Nor-Shipping’s five halls are unlike any other maritime conference. More intimate than the sheer scale of SMM – which crawls endlessly over 87000 m² of Hamburg’s Exhibition Hall – and less hectic than Shanghai’s Marintec, Nor-Shipping is Norway’s passion for the ocean made manifest.
Incredibly, despite the aforementioned hiving off of one hall for the Blue Economy, this year’s Nor-Shipping felt like it cut to the heart of maritime more than any of the conferences I have been to. Walking around the halls is a good way to fit the puzzle pieces of the sector together in your mind and showcased here was an appropriate mix of traditional and new.
No single hall revealed this more obviously than Hall B, which was crammed full of digital technologies in a way that left no illusions that shipping is amidst great change. Data availability, the industry was told, is about to explode: the next few years will see information exchange between vessels and satellites increase a thousand fold, bringing happier crews and safer operations with it.
Of course, the Sulphur Cap still rightly dominated discussion. And at the side conferences in Nor-Shipping’s orbit, it was LNG’s time in the sun. The industry, it seems, is behind LNG as a fuel; until 2030 at least, when owners and operators will start to worry about 2050 decarbonisation targets – but, for now, that is quite a few ‘Nor-Shippings’ away.
In that sense, the tonality of the conference had shifted slightly. This was in part because of the direct influence of Nor-Shipping’s organisers, who created a genuinely excelsior programme of ‘Blue Talks’ – smaller, more intimate meetings on green finance, efficiency and optimisation – as well as the normal set of debates and panel discussions on the raw commercial factors that power our sector.
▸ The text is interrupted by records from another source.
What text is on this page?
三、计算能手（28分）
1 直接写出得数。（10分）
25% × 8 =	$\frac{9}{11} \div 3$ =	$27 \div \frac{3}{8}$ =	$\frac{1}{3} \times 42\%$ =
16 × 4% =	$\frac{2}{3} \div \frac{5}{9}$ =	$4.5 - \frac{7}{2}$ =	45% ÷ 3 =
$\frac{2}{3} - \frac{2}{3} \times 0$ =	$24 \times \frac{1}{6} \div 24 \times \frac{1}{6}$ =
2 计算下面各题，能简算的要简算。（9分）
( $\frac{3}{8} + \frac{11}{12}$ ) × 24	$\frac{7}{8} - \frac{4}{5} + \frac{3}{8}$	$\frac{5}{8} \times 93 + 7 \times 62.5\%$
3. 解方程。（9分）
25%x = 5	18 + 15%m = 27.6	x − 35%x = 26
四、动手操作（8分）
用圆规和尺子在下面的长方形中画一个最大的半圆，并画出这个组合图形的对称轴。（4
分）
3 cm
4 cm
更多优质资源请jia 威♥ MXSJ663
Echoing Lloyd’s List Editor Richard Meade’s excellent write-up, answers may have been in short supply. But that the questions were being asked is a marked sign of progress and an indicator of shipping slowly taking its place in the world as an ‘ocean industry’.
It can be argued, therefore, that it is easier to think of Nor-Shipping 2019 as another nail in the coffin of the idea that shipping can possibly afford to navel gaze and not deal with the challenges it faces head on.
In fairness to the exhibitors, and as I have written, a changed mood did seem to have swept over the massive halls of Norges Varamesse. In a conference that was bookended and punctuated by statements about the urgency of change from the industry’s great and good, there was a definite sense that the message, finally, was sinking in.
There is no doubt at all that Nor-Shipping 2021 will be another radically different conference, with issues like decarbonisation and autonomy almost guaranteed to dominate the week. But perhaps, just perhaps, we will look back on 2019’s conference as not just the start of an open fight for innovation with shipping, but as the moment that change finally and permanently gripped the zeitgeist of our increasingly progressive sector.